Política e Justiça

O Partido Socialista arrumou a casa na semana passada, definindo em 48 horas a posição com que vai assumir a relação com José Sócrates no ciclo eleitoral que se avizinha. Não terá sido uma decisão fácil, uma vez que o antigo primeiro-ministro mantém um séquito relativamente intacto de apoiantes indefetíveis, capazes de causar mossa eleitoral, não apenas dentro do partido mas, sobretudo, fora dele. Mas, na balança do deve e do haver político onde se jogam as decisões, quem decide chegou à conclusão de que os prós ultrapassaram finalmente os contras. A conclusão foi imediata e executada com eficácia e eficiência. Alguns golpes certeiros e José Sócrates foi forçado a anunciar o corte definitivo com o PS, um caminho sem retorno e que era, na realidade, o único possível. Não que os golpes tenham sido mais do que os estritamente necessários. Pelo contrário, foram a medida exata que obrigou ao desfecho desejado, mas mantendo ainda a possibilidade final de demonstrar surpresa por esse final da trama.

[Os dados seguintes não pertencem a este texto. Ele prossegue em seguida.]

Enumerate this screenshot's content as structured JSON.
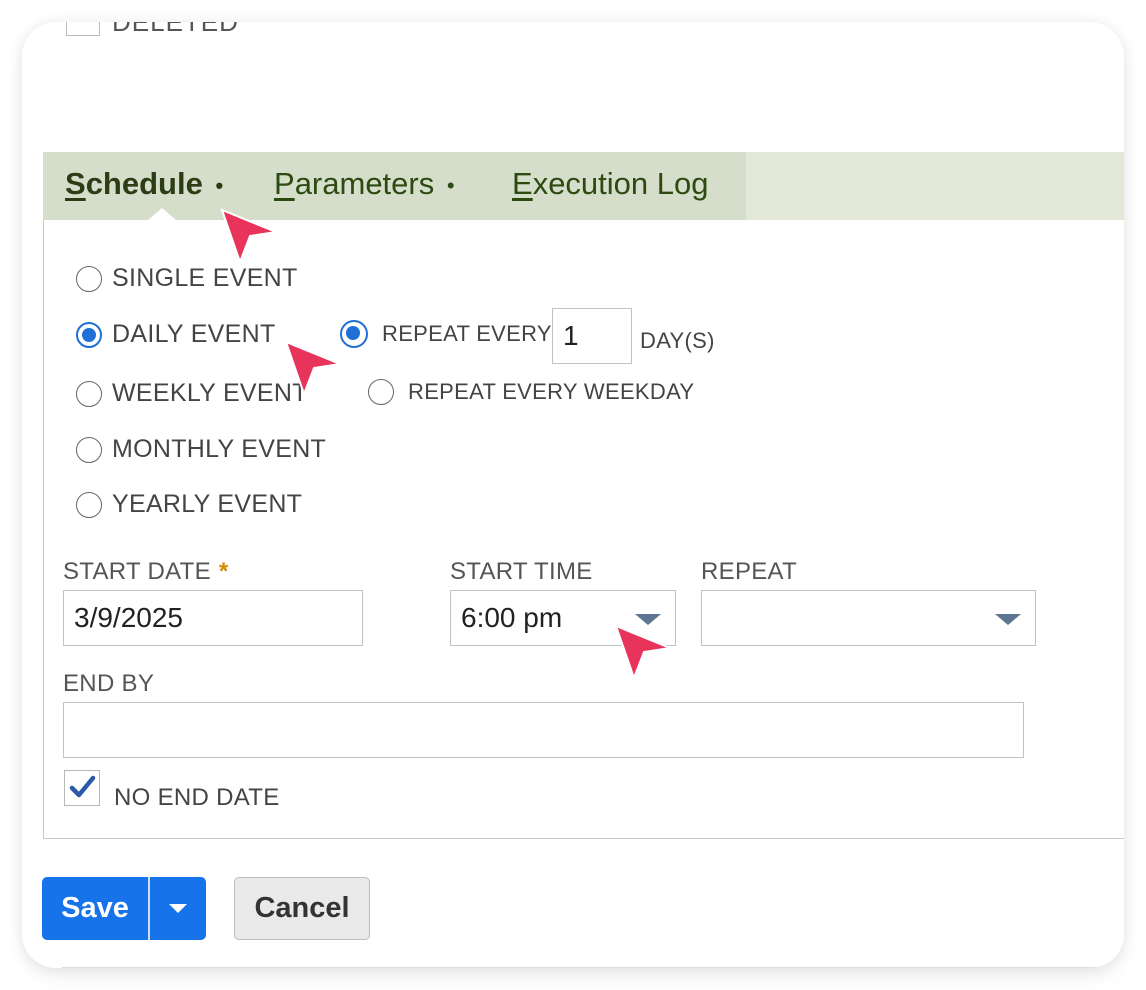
{
  "clipped_row": {
    "label": "DELETED"
  },
  "tabs": [
    {
      "key": "S",
      "rest": "chedule",
      "dot": "•"
    },
    {
      "key": "P",
      "rest": "arameters",
      "dot": "•"
    },
    {
      "key": "E",
      "rest": "xecution Log",
      "dot": ""
    }
  ],
  "frequency": {
    "options": [
      {
        "label": "SINGLE EVENT",
        "checked": false
      },
      {
        "label": "DAILY EVENT",
        "checked": true
      },
      {
        "label": "WEEKLY EVENT",
        "checked": false
      },
      {
        "label": "MONTHLY EVENT",
        "checked": false
      },
      {
        "label": "YEARLY EVENT",
        "checked": false
      }
    ]
  },
  "daily": {
    "repeat_every_label": "REPEAT EVERY",
    "repeat_every_value": "1",
    "days_unit": "DAY(S)",
    "weekday_label": "REPEAT EVERY WEEKDAY"
  },
  "start_date": {
    "label": "START DATE",
    "required_mark": "*",
    "value": "3/9/2025"
  },
  "start_time": {
    "label": "START TIME",
    "value": "6:00 pm"
  },
  "repeat": {
    "label": "REPEAT",
    "value": ""
  },
  "end_by": {
    "label": "END BY",
    "value": ""
  },
  "no_end_date": {
    "label": "NO END DATE",
    "checked": true
  },
  "buttons": {
    "save": "Save",
    "cancel": "Cancel"
  },
  "colors": {
    "accent": "#1673ea",
    "cursor": "#e8335a",
    "tab_text": "#2d4a11"
  }
}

Se apresento a minha visão do episódio de forma, admito, algo cínica, é porque acredito que estamos perante um caso típico de política nua e crua. Não foram tidas em conta amizades pessoais, históricos comuns de lealdades passadas ou considerandos sobre o primado da presunção da inocência num Estado de Direito. Não, neste caso, o que presidiu à tomada de posição do PS foi simplesmente o instinto de sobrevivência coletivo.

Na verdade, José Sócrates era “o elefante no meio da sala” com que o Partido Socialista iria ter de lidar, mais cedo ou mais tarde. Em 2015, o contágio da sua prisão preventiva nas eleições foi diminuto, permitindo mesmo algumas posições públicas de responsáveis em sua defesa. Quatro anos volvidos, a manutenção das suspeitas sobre a sua conduta durante o tempo em que foi primeiro-ministro jogaria sempre contra quem quisesse manter a sua defesa, acantonada na inversão do ónus da prova. Os conceitos mais fundamentais e elementares da Justiça podem resistir em tribunal, mas jamais podem ser aplicados às regras próprias da Política, onde quatro anos de suspeitas causam mais danos do que uma acusação provada.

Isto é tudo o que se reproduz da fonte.